Dans cette affaire, c’est le coût du recrutement et l’importance des fonctions ont été pris en compte par la Cour dans l’évaluation du préjudice.

Source : YN Avocat droit du travail Lyon, octobre 2016. Cour d’appel de Lyon 10 octobre 2013, n°12/03727

Un salarié peut-il être licencié en arrêt maladie ?

La maladie du salarié ne peut jamais, en tant que telle, constituer un motif de licenciement valable. Il s’agirait d’une discrimination liée à l’état de santé.L’article L.1132-1 du Code du travail interdit le licenciement d’un salarié en raison de son état de santé.

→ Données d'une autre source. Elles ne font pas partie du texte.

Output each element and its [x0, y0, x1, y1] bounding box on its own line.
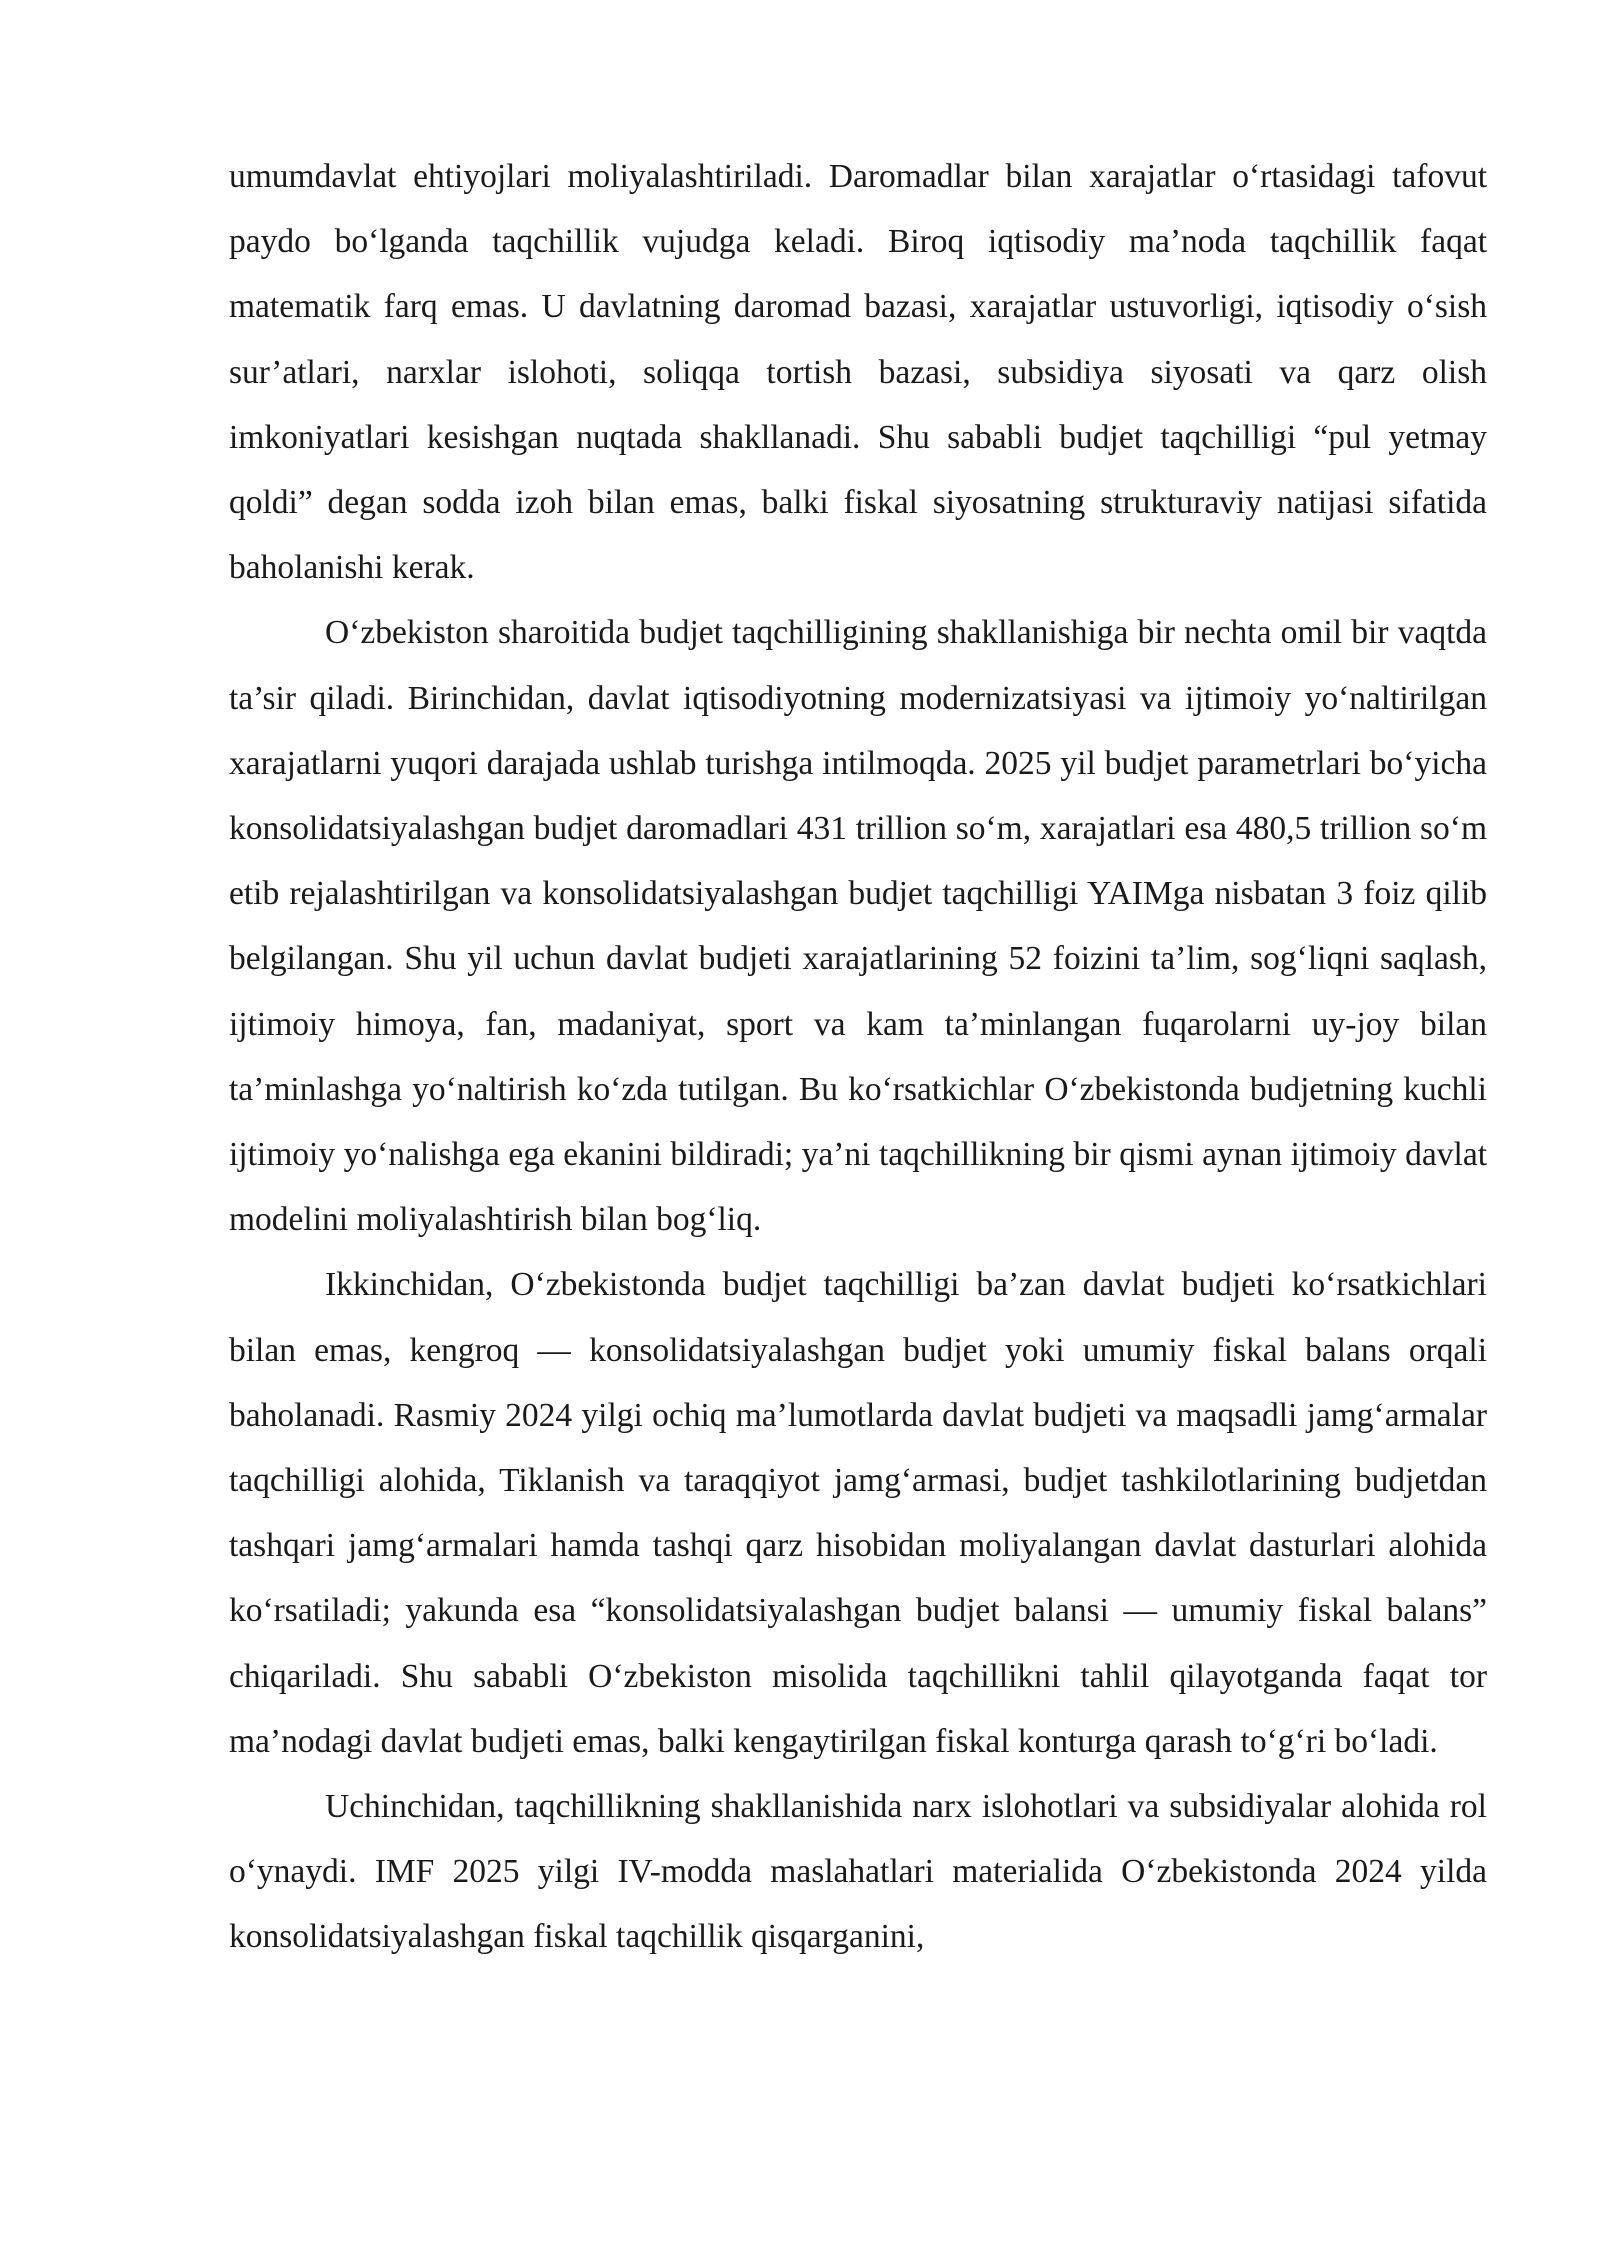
- paragraph-price-reforms: Uchinchidan, taqchillikning shakllanishida narx islohotlari va subsidiyalar alohida rol o‘ynaydi. IMF 2025 yilgi IV-modda maslahatlari materialida O‘zbekistonda 2024 yilda konsolidatsiyalashgan fiskal taqchillik qisqarganini,: [229, 1788, 1487, 1956]
- paragraph-consolidated-budget: Ikkinchidan, O‘zbekistonda budjet taqchilligi ba’zan davlat budjeti ko‘rsatkichlari bilan emas, kengroq — konsolidatsiyalashgan budjet yoki umumiy fiskal balans orqali baholanadi. Rasmiy 2024 yilgi ochiq ma’lumotlarda davlat budjeti va maqsadli jamg‘armalar taqchilligi alohida, Tiklanish va taraqqiyot jamg‘armasi, budjet tashkilotlarining budjetdan tashqari jamg‘armalari hamda tashqi qarz hisobidan moliyalangan davlat dasturlari alohida ko‘rsatiladi; yakunda esa “konsolidatsiyalashgan budjet balansi — umumiy fiskal balans” chiqariladi. Shu sababli O‘zbekiston misolida taqchillikni tahlil qilayotganda faqat tor ma’nodagi davlat budjeti emas, balki kengaytirilgan fiskal konturga qarash to‘g‘ri bo‘ladi.: [229, 1266, 1487, 1760]
- paragraph-factors: O‘zbekiston sharoitida budjet taqchilligining shakllanishiga bir nechta omil bir vaqtda ta’sir qiladi. Birinchidan, davlat iqtisodiyotning modernizatsiyasi va ijtimoiy yo‘naltirilgan xarajatlarni yuqori darajada ushlab turishga intilmoqda. 2025 yil budjet parametrlari bo‘yicha konsolidatsiyalashgan budjet daromadlari 431 trillion so‘m, xarajatlari esa 480,5 trillion so‘m etib rejalashtirilgan va konsolidatsiyalashgan budjet taqchilligi YAIMga nisbatan 3 foiz qilib belgilangan. Shu yil uchun davlat budjeti xarajatlarining 52 foizini ta’lim, sog‘liqni saqlash, ijtimoiy himoya, fan, madaniyat, sport va kam ta’minlangan fuqarolarni uy-joy bilan ta’minlashga yo‘naltirish ko‘zda tutilgan. Bu ko‘rsatkichlar O‘zbekistonda budjetning kuchli ijtimoiy yo‘nalishga ega ekanini bildiradi; ya’ni taqchillikning bir qismi aynan ijtimoiy davlat modelini moliyalashtirish bilan bog‘liq.: [229, 614, 1487, 1239]
- paragraph-continuation: umumdavlat ehtiyojlari moliyalashtiriladi. Daromadlar bilan xarajatlar o‘rtasidagi tafovut paydo bo‘lganda taqchillik vujudga keladi. Biroq iqtisodiy ma’noda taqchillik faqat matematik farq emas. U davlatning daromad bazasi, xarajatlar ustuvorligi, iqtisodiy o‘sish sur’atlari, narxlar islohoti, soliqqa tortish bazasi, subsidiya siyosati va qarz olish imkoniyatlari kesishgan nuqtada shakllanadi. Shu sababli budjet taqchilligi “pul yetmay qoldi” degan sodda izoh bilan emas, balki fiskal siyosatning strukturaviy natijasi sifatida baholanishi kerak.: [229, 158, 1487, 587]
- body-text: [229, 144, 1487, 1970]
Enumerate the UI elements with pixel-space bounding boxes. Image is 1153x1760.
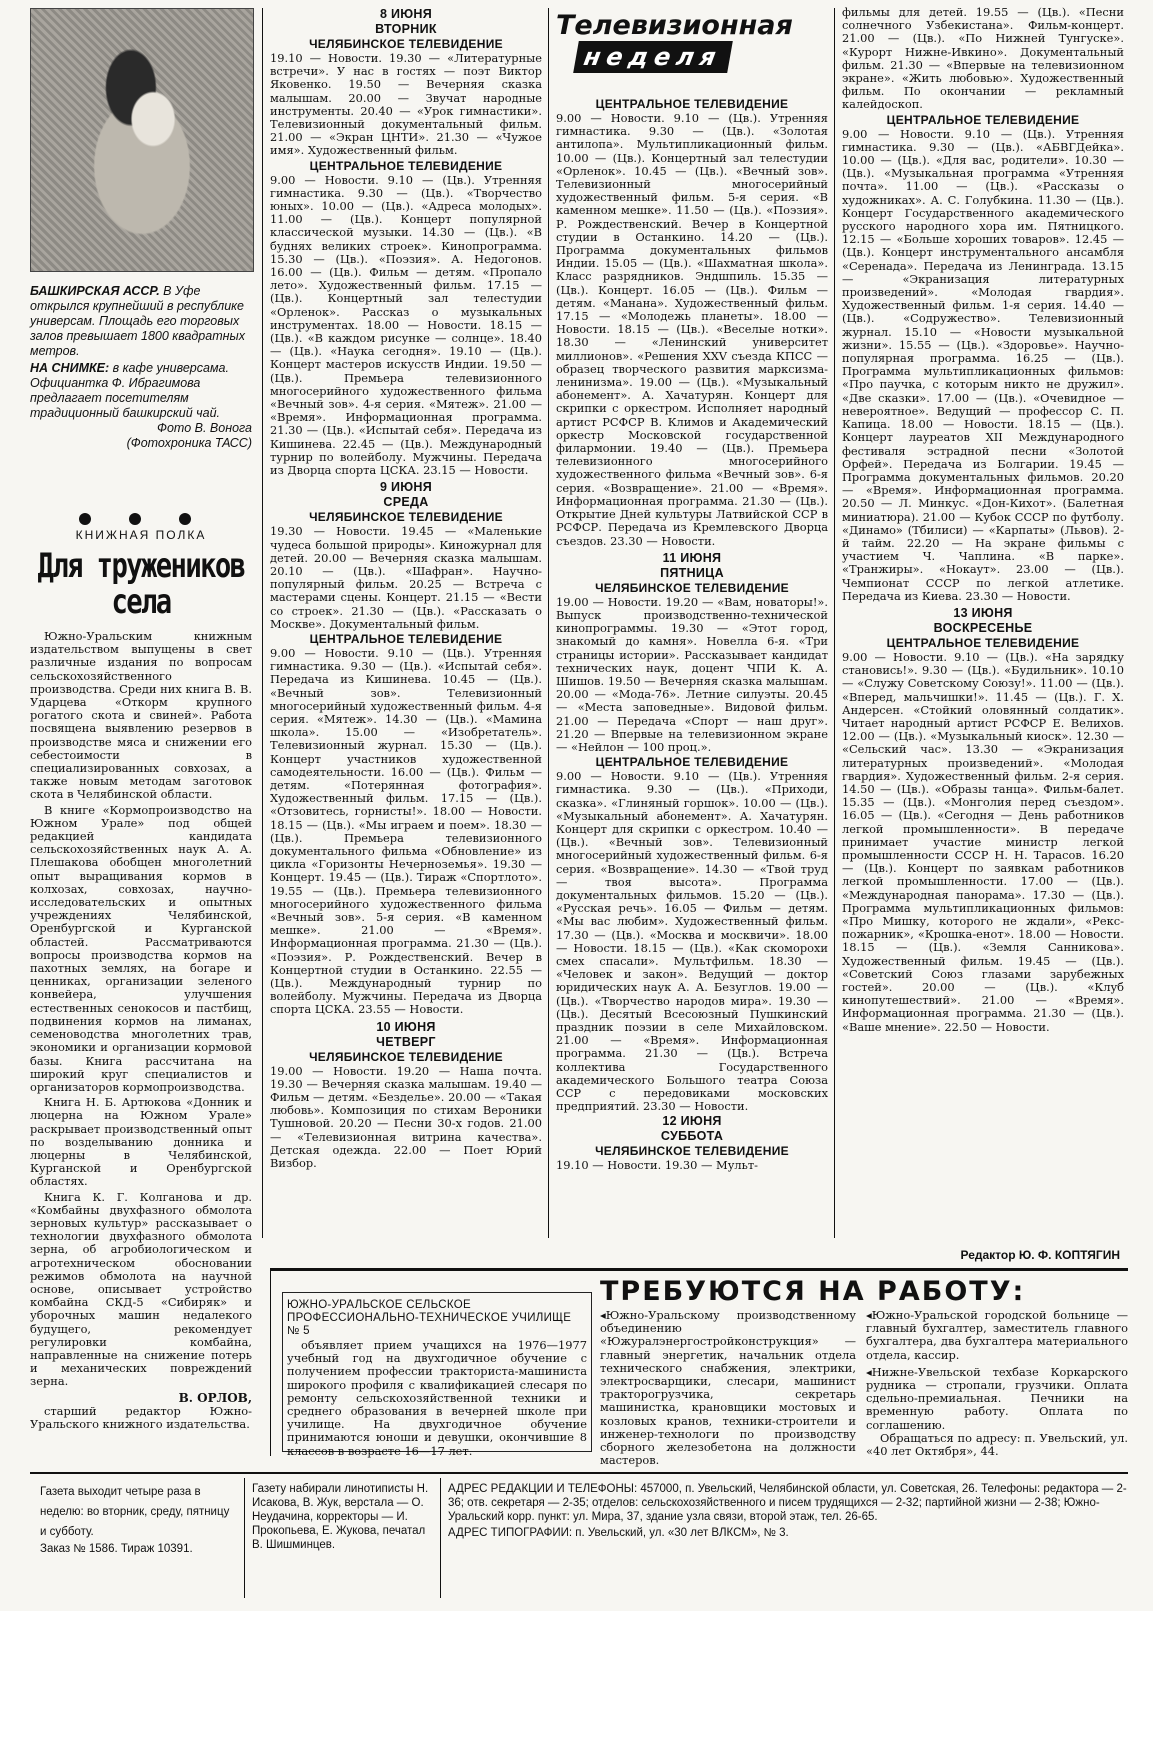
article-paragraph: Книга К. Г. Колганова и др. «Комбайны двухфазного обмолота зерновых культур» рассказывает о технологии двухфазного обмолота зерна, об агробиологическом и агротехническом обосновании режимов обмолота на научной основе, описывает устройство комбайна СКД-5 «Сибиряк» и уборочных машин недалекого будущего, рекомендует регулировки комбайна, направленные на снижение потерь и механических повреждений зерна. — [30, 1189, 252, 1389]
program-listing: 19.30 — Новости. 19.45 — «Маленькие чудеса большой природы». Киножурнал для детей. 20.00 — Вечерняя сказка малышам. 20.10 — (Цв.). «Шафран». Научно-популярный фильм. 20.25 — Встреча с мастерами сцены. Концерт. 21.15 — «Вести со строек». 21.30 — (Цв.). «Рассказать о Москве». Документальный фильм. — [270, 524, 542, 631]
channel-heading: ЧЕЛЯБИНСКОЕ ТЕЛЕВИДЕНИЕ — [309, 510, 503, 525]
column-rule — [262, 8, 263, 1238]
program-listing: 19.00 — Новости. 19.20 — Наша почта. 19.30 — Вечерняя сказка малышам. 19.40 — Фильм — детям. «Безделье». 20.00 — «Такая любовь». Композиция по стихам Вероники Тушновой. 20.20 — Песни 30-х годов. 21.00 — «Телевизионная витрина качества». Детская одежда. 22.00 — Поет Юрий Визбор. — [270, 1063, 542, 1171]
photo-credit: Фото В. Вонога — [157, 421, 252, 435]
tv-column-3 — [556, 96, 828, 1238]
caption-label: НА СНИМКЕ: — [30, 361, 110, 375]
editor-signature: Редактор Ю. Ф. КОПТЯГИН — [960, 1248, 1120, 1262]
school-title: ЮЖНО-УРАЛЬСКОЕ СЕЛЬСКОЕ ПРОФЕССИОНАЛЬНО-ТЕХНИЧЕСКОЕ УЧИЛИЩЕ № 5 — [287, 1299, 572, 1337]
channel-heading: ЧЕЛЯБИНСКОЕ ТЕЛЕВИДЕНИЕ — [309, 1049, 503, 1064]
footer-schedule: Газета выходит четыре раза в неделю: во вторник, среду, пятницу и субботу. Заказ № 1586. Тираж 10391. — [40, 1486, 230, 1555]
day-date: 8 ИЮНЯ — [379, 7, 433, 21]
column-rule — [834, 8, 835, 1238]
article-author: В. ОРЛОВ, — [178, 1390, 252, 1405]
tv-week-logo — [556, 10, 826, 92]
column-rule — [548, 8, 549, 1238]
author-role: старший редактор Южно-Уральского книжного издательства. — [30, 1403, 252, 1431]
footer-rule — [244, 1478, 245, 1598]
arrow-icon: ◂ — [600, 1308, 606, 1322]
job-item: Южно-Уральскому производственному объединению «Южуралэнергостройконструкция» — главный энергетик, начальник отдела технического снабжения, электрики, электросварщики, слесари, машинист тракторогрузчика, секретарь машинистка, крановщики мостовых и козловых кранов, техники-строители и инженер-технологи по производству сборного железобетона на должности мастеров. — [600, 1308, 856, 1468]
program-listing: 19.00 — Новости. 19.20 — «Вам, новаторы!». Выпуск производственно-технической кинопрограммы. 19.30 — «Этот город, знакомый до камня». Новелла 6-я. «Три страницы истории». Рассказывает кандидат технических наук, доцент ЧПИ К. А. Шишов. 19.50 — Вечерняя сказка малышам. 20.00 — «Мода-76». Летние силуэты. 20.45 — «Места заповедные». Видовой фильм. 21.00 — Передача «Спорт — наш друг». 21.20 — Впервые на телевизионном экране — «Нейлон — 100 проц.». — [556, 594, 828, 754]
job-address: Обращаться по адресу: п. Увельский, ул. «40 лет Октября», 44. — [866, 1430, 1128, 1459]
photo-waitress — [30, 8, 254, 272]
program-listing: 19.10 — Новости. 19.30 — Мульт- — [556, 1158, 759, 1173]
channel-heading: ЧЕЛЯБИНСКОЕ ТЕЛЕВИДЕНИЕ — [309, 37, 503, 51]
channel-heading: ЦЕНТРАЛЬНОЕ ТЕЛЕВИДЕНИЕ — [886, 112, 1080, 127]
day-date: 10 ИЮНЯ — [376, 1019, 436, 1034]
caption-region: БАШКИРСКАЯ АССР. — [30, 284, 160, 298]
jobs-title: ТРЕБУЮТСЯ НА РАБОТУ: — [600, 1276, 1026, 1307]
channel-heading: ЧЕЛЯБИНСКОЕ ТЕЛЕВИДЕНИЕ — [595, 1144, 789, 1159]
day-name: СУББОТА — [660, 1129, 724, 1144]
footer-rule — [440, 1478, 441, 1598]
day-name: ВОСКРЕСЕНЬЕ — [933, 620, 1033, 635]
article-paragraph: Книга Н. Б. Артюкова «Донник и люцерна на Южном Урале» раскрывает производственный опыт по возделыванию донника и люцерны в Челябинской, Курганской и Оренбургской областях. — [30, 1095, 252, 1189]
photo-agency: (Фотохроника ТАСС) — [126, 436, 252, 450]
horizontal-rule — [270, 1268, 1128, 1271]
school-ad — [282, 1292, 592, 1458]
program-listing: 9.00 — Новости. 9.10 — (Цв.). Утренняя гимнастика. 9.30 — (Цв.). «Испытай себя». Передача из Кишинева. 10.45 — (Цв.). «Вечный зов». Телевизионный многосерийный художественный фильм. 4-я серия. «Мятеж». 14.30 — (Цв.). «Мамина школа». 15.00 — «Изобретатель». Телевизионный журнал. 15.30 — (Цв.). Концерт участников художественной самодеятельности. 16.00 — (Цв.). Фильм — детям. «Потерянная фотография». Художественный фильм. 17.15 — (Цв.). «Отзовитесь, горнисты!». 18.00 — Новости. 18.15 — (Цв.). «Мы играем и поем». 18.30 — (Цв.). Премьера телевизионного документального фильма «Обновление» из цикла «Горизонты Нечерноземья». 19.30 — Концерт. 19.45 — (Цв.). Тираж «Спортлото». 19.55 — (Цв.). Премьера телевизионного многосерийного художественного фильма «Вечный зов». 5-я серия. «В каменном мешке». 21.00 — «Время». Информационная программа. 21.30 — (Цв.). «Поэзия». Р. Рождественский. Вечер в Концертной студии в Останкино. 22.55 — (Цв.). Международный турнир по волейболу. Мужчины. Передача из Дворца спорта ЦСКА. 23.55 — Новости. — [270, 645, 542, 1017]
channel-heading: ЦЕНТРАЛЬНОЕ ТЕЛЕВИДЕНИЕ — [886, 635, 1080, 650]
caption-photo-text: в кафе универсама. Официантка Ф. Ибрагимова предлагает посетителям традиционный башкирский чай. — [30, 361, 229, 420]
day-name: СРЕДА — [383, 495, 429, 510]
program-listing: фильмы для детей. 19.55 — (Цв.). «Песни солнечного Узбекистана». Фильм-концерт. 21.00 — (Цв.). «По Нижней Тунгуске». «Курорт Нижне-Ивкино». Документальный фильм. 21.30 — «Впервые на телевизионном экране». «Жить любовью». Художественный фильм. По окончании — рекламный калейдоскоп. — [842, 5, 1124, 112]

La seule situation qui peut se présenter est celle de la maladie de longue durée d’un salarié, qui place le chef d’entreprise dans l’embarras car à un moment donné, lorsque les possibilités de remplacement temporaire sont épuisées, il faut bien songer au remplacement définitif du salarié.

Donc, le Code du travail ne s’oppose pas au licenciement d’un salarié malade, lorsque le licenciement n’est pas lié à la maladie elle même, mais à la nécessité démontrée de remplacement du salarié, absent depuis longtemps. Mais pour opérer ce licenciement, l’employeur devra démontrer tout d’abord la réalité de la perturbation liée à l’absence. Il devra aussi justifier avoir mis en oeuvre toutes les mesures possibles pour faire face à cette absence : remplacements provisoires, CDD…etc.

S’il s’agit d’un emploi de qualification élevée ou très spécifique,la nécessité d’un remplacement définitif sera bien sûr plus facile à démontrer. En revanche si le salarié malade est de faible qualification, ou aisément remplaçable, il sera plus difficile de justifier la nécessité de le remplacer définitivement.

Les convention collectives prévoient souvent une période protection, qui est celle du maintien de salaire en cas de maladie. Durant cette période, l’employeur ne pourra pas licencier.

Autre point important, L’employeur devra impérativement démontrer la réalité du remplacement (embauche), qui sera intervenu dans un délai raisonnable. Il peut d’ailleurs s’agit d’un replacement interne par glissement.